İçinde yaşadığımız çağ üretim, tüketim ve israf çağı. Bizler de yarınları düşünmeden ve bu dünyanın bir alternatifi varmış gibi yaşıyoruz. Dünya ise buna her geçen gün daha sert tepkiler vererek bizi uyarıyor aslında. Açlık, kaynakların azlığı, iklim krizi, susuzluk, kuraklık…
İşte sürdürülebilirlik kavramı tam da burada devreye giriyor. Sürdürülebilirliği en basit şekli ile “bireysel, toplumsal, ekonomik ve ekolojik açıdan bugünü yaşarken yarınları da düşünmek, yani kendi hayatlarımızı devam ettirirken bizden sonraki nesillerin bu imkanını elinden almamak” şeklinde tanımlayabiliriz.
Ekosistemin canlı ya da cansız tüm parçaları (insanlar, bitkiler, hayvanlar, mikroorganizmalar, doğal kaynaklar vb.) birbirine bağlı ve bu zincirin bir halkasındaki bozulma tüm sistemi etkiliyor. Dolayısıyla sürdürülebilirlik; bu zincirin devamlılığını sağlayarak, doğal kaynakları koruyor. Sağlıktan eğitime, kültürden toplumsal eşitliğe tüm alanlarda toplumların gelişmesini sağlıyor. Kaynakların verimli kullanımı sayesinde daha yaşanabilir, güvenli bir dünya yaratılıyor ve iş modelleri açısından şirketlerin uzun vadede var olmasını sağlıyor.
Sürdürülebilirlik kavramının genel kanının aksine sadece çevreye saygılı bir yaşam tarzı benimsemek anlamına gelmediğinin altını çizelim. Sürdürülebilirliğin ekonomi, toplum ve çevre olmak üzere farklı boyutları bulunuyor. Çevre için sürdürülebilirlik dediğimizde karbon ayak izini azaltmak, üretimde kaynakların sürdürülebilir kullanımını sağlamak, atık yönetimi, biyo çeşitliliğin korunması, enerji ve su tasarrufu, geri dönüşüm gibi başlıklar karşımıza çıkıyor.
Ekonomik açıdan sürdürülebilirlik yeşil yatırımları, döngüsel ekonomi, ar-ge gibi kavramları beraberinde getiriyor. Sosyal anlamda sürdürülebilirlik ise fırsat eşitliği, eğitim, sağlık, toplumsal cinsiyet eşitliği gibi mutlaka belli bir standarda ulaşması gereken konularla birlikte geliyor.

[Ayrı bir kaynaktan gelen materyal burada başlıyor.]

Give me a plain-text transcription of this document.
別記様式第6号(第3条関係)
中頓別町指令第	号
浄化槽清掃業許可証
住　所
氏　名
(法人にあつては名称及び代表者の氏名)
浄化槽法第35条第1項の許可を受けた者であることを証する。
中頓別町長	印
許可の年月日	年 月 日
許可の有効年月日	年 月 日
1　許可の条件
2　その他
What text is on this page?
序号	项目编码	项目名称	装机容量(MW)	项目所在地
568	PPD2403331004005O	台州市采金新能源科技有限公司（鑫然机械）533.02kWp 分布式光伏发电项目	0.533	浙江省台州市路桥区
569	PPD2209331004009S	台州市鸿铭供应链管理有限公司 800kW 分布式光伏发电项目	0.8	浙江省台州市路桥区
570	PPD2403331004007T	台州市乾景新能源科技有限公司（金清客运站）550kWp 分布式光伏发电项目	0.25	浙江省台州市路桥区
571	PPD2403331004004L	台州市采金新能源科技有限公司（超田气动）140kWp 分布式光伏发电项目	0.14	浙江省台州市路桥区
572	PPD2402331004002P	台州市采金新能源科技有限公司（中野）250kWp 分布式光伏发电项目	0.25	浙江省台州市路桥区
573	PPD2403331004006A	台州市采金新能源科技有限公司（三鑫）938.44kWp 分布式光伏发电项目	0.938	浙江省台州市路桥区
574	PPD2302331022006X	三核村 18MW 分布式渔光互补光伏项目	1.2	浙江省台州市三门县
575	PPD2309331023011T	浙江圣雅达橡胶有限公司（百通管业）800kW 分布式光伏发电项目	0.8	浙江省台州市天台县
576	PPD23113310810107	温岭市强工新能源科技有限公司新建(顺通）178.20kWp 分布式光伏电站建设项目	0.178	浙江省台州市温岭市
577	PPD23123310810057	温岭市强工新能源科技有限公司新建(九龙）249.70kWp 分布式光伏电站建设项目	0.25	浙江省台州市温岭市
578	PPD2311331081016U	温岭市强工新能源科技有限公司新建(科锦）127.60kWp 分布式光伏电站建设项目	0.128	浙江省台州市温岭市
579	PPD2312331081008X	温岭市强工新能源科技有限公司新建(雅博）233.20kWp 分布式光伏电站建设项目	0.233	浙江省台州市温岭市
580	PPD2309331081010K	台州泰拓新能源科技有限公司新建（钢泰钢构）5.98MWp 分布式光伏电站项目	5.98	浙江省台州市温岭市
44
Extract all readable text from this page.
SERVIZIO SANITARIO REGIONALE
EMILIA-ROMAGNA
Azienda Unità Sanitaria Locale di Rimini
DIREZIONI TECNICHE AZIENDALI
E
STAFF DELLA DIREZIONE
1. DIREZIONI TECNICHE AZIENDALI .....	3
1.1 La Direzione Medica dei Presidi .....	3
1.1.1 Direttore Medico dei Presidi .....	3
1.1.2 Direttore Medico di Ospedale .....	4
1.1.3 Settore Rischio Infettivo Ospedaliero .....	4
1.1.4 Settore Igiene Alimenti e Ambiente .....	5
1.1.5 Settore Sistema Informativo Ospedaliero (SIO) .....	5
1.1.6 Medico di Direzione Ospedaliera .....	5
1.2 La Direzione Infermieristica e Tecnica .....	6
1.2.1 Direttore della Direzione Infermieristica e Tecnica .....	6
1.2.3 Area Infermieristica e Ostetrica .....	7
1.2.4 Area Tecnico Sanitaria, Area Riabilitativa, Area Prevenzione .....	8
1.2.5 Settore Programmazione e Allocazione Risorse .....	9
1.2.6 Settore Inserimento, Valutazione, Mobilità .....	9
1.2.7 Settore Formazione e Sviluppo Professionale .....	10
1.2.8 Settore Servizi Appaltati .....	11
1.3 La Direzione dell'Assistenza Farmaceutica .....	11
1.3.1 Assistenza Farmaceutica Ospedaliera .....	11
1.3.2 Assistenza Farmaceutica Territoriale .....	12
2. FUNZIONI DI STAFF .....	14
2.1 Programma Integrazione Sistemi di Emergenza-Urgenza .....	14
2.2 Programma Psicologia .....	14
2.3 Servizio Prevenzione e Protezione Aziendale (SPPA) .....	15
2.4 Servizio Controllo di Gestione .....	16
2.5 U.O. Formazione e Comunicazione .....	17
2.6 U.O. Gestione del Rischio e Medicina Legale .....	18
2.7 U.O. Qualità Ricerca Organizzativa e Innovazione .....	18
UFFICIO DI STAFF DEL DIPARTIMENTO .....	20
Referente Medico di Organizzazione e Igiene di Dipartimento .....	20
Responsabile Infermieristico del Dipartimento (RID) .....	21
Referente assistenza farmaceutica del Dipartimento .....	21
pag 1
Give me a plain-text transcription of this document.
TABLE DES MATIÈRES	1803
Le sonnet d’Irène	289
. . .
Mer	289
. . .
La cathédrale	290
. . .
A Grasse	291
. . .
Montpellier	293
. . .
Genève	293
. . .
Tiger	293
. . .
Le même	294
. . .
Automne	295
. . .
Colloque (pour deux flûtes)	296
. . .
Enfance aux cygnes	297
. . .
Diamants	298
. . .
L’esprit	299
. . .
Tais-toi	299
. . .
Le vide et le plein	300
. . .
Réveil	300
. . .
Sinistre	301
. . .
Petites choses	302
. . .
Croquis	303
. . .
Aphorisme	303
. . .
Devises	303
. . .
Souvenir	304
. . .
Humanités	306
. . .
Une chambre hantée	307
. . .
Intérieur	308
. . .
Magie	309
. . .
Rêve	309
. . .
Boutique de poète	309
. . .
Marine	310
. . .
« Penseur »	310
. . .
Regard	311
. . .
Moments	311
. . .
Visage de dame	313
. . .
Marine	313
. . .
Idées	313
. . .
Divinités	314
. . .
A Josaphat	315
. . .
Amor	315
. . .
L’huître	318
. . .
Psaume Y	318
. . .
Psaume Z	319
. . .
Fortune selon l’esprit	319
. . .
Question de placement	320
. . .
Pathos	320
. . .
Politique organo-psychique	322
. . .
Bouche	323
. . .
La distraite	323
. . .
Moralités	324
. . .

Tüm bunların beraberinde anlıyoruz ki sürdürülebilirlik adına kat edilmesi gereken çok yolumuz var ve anlamlı bir etki yaratmak için daha çok çabalamamız gerekiyor. Her geçen gün bir kayıp aslında ve gezegenimiz bizim harekete geçmemizi beklemiyor. Geri sayım çoktan başladı. Dünyaya verdiğimiz zarar artık gözle görünür bir hal aldı. Yaşadığımız iklim, su krizi, sosyal adaletsizlik, kuraklık, açlık, susuzluk… gibi büyük krizlerin en temel sebebi insan kaynaklı faaliyetler. Eğer yaşam tarzımı sürdürülebilir alışkanlıklarla değiştirmez ve sürdürülebilir iş yapış şekillerini benimsemezsek; küresel sıcaklık önümüzdeki 20 yıl içerisinde kritik eşik olan 1.5 dereceyi aşacak. Bu durum da sadece gelecek nesillerin yaşam standardının değil tüm insanlığın risk altında olduğu anlamına geliyor.
Geleceğe iyi bakmak için dünyamıza iyi bakmak, ‘yeşil’ alışkanlıkları benimsemek, sosyal ve ekonomik yaşamda sürdürülebilirlikte inat etmek gerekiyor.
Yeri gelmişken herkes için daha iyi bir gezegen arzu ederken bazı temel prensipleri sıralayalım:
- Yalnızca gerektiği kadar satın al ve tüket.
- Tüketirken diğer canlıların ihtiyaçlarını da hesaba kat.
- Enerjiyi verimli kullan ve yenilenebilir enerji kaynaklarını tercih et.
- Geri dönüşüme katılabilen ürünleri kullan.
- Eylemlerinin sonuçlarını hesaba katarak ilerle.
- Atık üretimini sıfırla veya atıkları farklı bir fayda üretmek için kullan.
Ben tek başıma ne yapabilirim demeyin! Unutmayın ki biz elele verdiğimizde her şeyi başarabiliriz.
Neden gezegenimizi ve hayatlarımızı kurtarmayalım?